DICH. BALDI: quello che ho dichiarato all'epoca lo confermo pienamente perché girando intorno al letto, stavo dormendo con... stavamo dormendo, per rispondere al telefono, rispose mio marito, io girai intorno al letto vidi la... la... guardai sulla sveglia così, avevamo una sveglia molto grande con le... con i numeri luminosi...
PM: sì.
DICH. BALDI: ...erano le 17 e qualche cosa, esattamente quello
che... che dichiarai all'epoca, anzi credo di aver fatto una seconda dichiarazione nella quale mi corressi perché non mi ero resa... cioè non mi ero ricordata al momento che la nostra sveglia andava dieci minuti avanti.

In pratica la Baldi nel 2010 “guadagna alla causa” una ventina di minuti facendo retrocedere il 17:15 del 1990 (già adattato all’orologio che andava avanti di dieci minuti) alle 17 o forse meno del 2010.
Non sembra molto opportuno riferirsi alla Baldi come soggetto “della cui attendibilità non vi sono motivi di dubitare”.

Dopo queste “riflessioni” tese a manovrare gli orari in funzione, come vedremo, delle necessità di attribuire a Raniero Busco una tempistica adeguata a scongiurare l’alibi certo delle 19:45 al Bar dei Portici, il Giudice si serve di un altro testimone: Salvatore Volponi.
E cosi l’uomo che non conosceva l’indirizzo di via Poma a dispetto di numerose testimonianze contrarie, e le cui dichiarazioni usate contro Raniero Busco furono dette per la prima volta in un libro scritto nel 2003-2004 in totale contrasto con ciò che aveva detto fino ad allora, diviene per il giudice fonte certa e indiscutibile.
Si legge:
Volponi ha anche sostenuto che a causa dell’urgenza che c’era di finire quel lavoro, egli si era offerto di raggiungerla in via Poma, ma la ragazza era stata irremovibile a non farlo andare, (no, no, non venga, non si preoccupi, cioè faccio da sola, tutto da sola, non si preoccupi) egli era anche a conoscenza che quel giorno Simonetta sarebbe rimasta da sola in ufficio, non essendo prevista la presenza del rag. Menicocci, che aveva fatto fino ad allora da istruttore, né di altri impiegati)"

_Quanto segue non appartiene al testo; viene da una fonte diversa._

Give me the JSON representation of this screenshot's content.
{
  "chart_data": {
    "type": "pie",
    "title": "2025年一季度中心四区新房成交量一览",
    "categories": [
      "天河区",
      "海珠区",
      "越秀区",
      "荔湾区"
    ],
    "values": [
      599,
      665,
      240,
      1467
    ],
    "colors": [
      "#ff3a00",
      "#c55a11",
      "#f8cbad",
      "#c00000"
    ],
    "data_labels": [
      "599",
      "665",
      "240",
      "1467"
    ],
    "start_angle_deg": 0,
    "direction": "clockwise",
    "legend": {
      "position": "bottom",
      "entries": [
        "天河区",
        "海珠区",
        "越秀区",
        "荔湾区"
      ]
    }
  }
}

Per carità, se lo dice Volponi!
Come non credergli?
Come non credere a uno che in fondo ha solo 3 o 4 testimoni che affermano fosse già stato in via Poma.
Come non credere a uno con svariati problemi vissuti in sede civile e penale.
Come non credere a uno che dice di essersi offerto di aiutare Simonetta, sapendo, e lo ammette, che tanto non poteva farlo.
Come non credere a ciò che disse in un libro (un libricino ammette lui) con dichiarati scopi commerciali, che pure necessitava di un finale torbido che facesse cassetta.
Come non credere a chi rimanda per quattro volte la deposizione in aula.


Simonetta, ragazza seria ed educata non fece di tutto per procurarsi un alcova a buon prezzo per portarci l’uomo che tanta indifferenza provava per i suoi sentimenti.
Simonetta non ebbe alcun dominio del suo destino, né ebbe attenzioni per chi , al contrario, le pretendeva. L’uomo non tollerò il rifiuto di Simonetta e dopo averla resa inerme, volle imporre al suo corpo lo sfregio punitivo e possessivo di chi quel corpo non ebbe mai.